Au milieu de ce décor, on trouve des personnages, sortes de James Thierrée démultipliés par 10. Ce monsieur éreinté, assis sur son large fauteuil rouge, fait indéniablement penser à Hamm, le personnage de Becket, qui semble avoir une armée de Clov à son service, qui déboulent sur la scène en chaises à roulettes. Un personnage avec un éventail chinois en guise de tête fait penser à Victoria Chaplin, dans son numéro de la buveuse de thé (Cirque invisible, ndlr). La mère de James Thierrée, toujours présente, avec ses costumes, ses bêtes imaginaires, comme le poisson rampant ou la girafe lumineuse.

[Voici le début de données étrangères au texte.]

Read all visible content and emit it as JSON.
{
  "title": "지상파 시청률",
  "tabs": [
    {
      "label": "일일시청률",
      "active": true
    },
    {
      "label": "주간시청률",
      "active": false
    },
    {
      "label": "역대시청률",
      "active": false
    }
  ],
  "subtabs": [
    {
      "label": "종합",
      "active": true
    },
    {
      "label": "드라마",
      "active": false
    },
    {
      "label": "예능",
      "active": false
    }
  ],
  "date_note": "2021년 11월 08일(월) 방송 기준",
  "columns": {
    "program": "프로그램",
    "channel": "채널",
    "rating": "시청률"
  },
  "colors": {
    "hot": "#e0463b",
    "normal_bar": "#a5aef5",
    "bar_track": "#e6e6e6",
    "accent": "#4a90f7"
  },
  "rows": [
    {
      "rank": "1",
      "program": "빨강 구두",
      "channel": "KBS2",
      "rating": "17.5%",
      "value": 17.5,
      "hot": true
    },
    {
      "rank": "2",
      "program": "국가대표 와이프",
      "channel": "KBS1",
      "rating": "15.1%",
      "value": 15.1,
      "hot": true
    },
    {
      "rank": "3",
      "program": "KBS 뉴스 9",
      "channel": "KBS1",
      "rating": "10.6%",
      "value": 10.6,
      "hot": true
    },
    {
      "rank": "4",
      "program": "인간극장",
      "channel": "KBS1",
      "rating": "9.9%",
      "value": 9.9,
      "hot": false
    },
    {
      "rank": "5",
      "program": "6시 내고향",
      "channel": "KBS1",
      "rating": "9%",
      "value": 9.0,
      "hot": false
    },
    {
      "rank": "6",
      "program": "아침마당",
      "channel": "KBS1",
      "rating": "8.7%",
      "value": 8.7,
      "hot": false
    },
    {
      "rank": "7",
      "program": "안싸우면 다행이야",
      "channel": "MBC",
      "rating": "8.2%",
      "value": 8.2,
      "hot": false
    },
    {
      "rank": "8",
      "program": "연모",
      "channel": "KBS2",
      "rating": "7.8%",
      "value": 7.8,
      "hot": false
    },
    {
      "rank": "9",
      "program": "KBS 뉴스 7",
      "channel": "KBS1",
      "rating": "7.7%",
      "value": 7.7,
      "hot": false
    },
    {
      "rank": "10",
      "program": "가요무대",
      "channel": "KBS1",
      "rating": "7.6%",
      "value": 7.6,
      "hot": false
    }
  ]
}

Est-ce que tout cela fait un bon spectacle ? Pas franchement. La pièce reste assez pauvre chorégraphiquement. On remarquera le talent de cette jeune contorsionniste qui avance sur la scène avec n’importe quelle partie de son corps ou encore ce magicien qui se déhanche à la manière du chorégraphe, mais les ensembles sont encore un peu fouillis et peu lisibles pour le spectacle. Quand on pense aux brillants spectacles que sont Au revoir Parapluie et Raoul, on reste un peu sur notre faim devant Tabac Rouge. Les danseurs passent leur temps à courir, comme angoissés ou affolés mais on ne ressent pas grand chose devant cette folle agitation. Là où Thierrée mettait de la magie, elle semble avoir moins de place ici et on regrette de ne pas retrouver ce regard émerveillé qu’on a pu avoir devant les spectacles précédents. On rit parfois, presque de gêne. Il y a des longueurs, et aussi des vrais moments de génie. Il manque peut être le charisme de James Thierrée dans sa pièce, car il traîne sur scène comme un fantôme et on a un peu trop tendance à le chercher.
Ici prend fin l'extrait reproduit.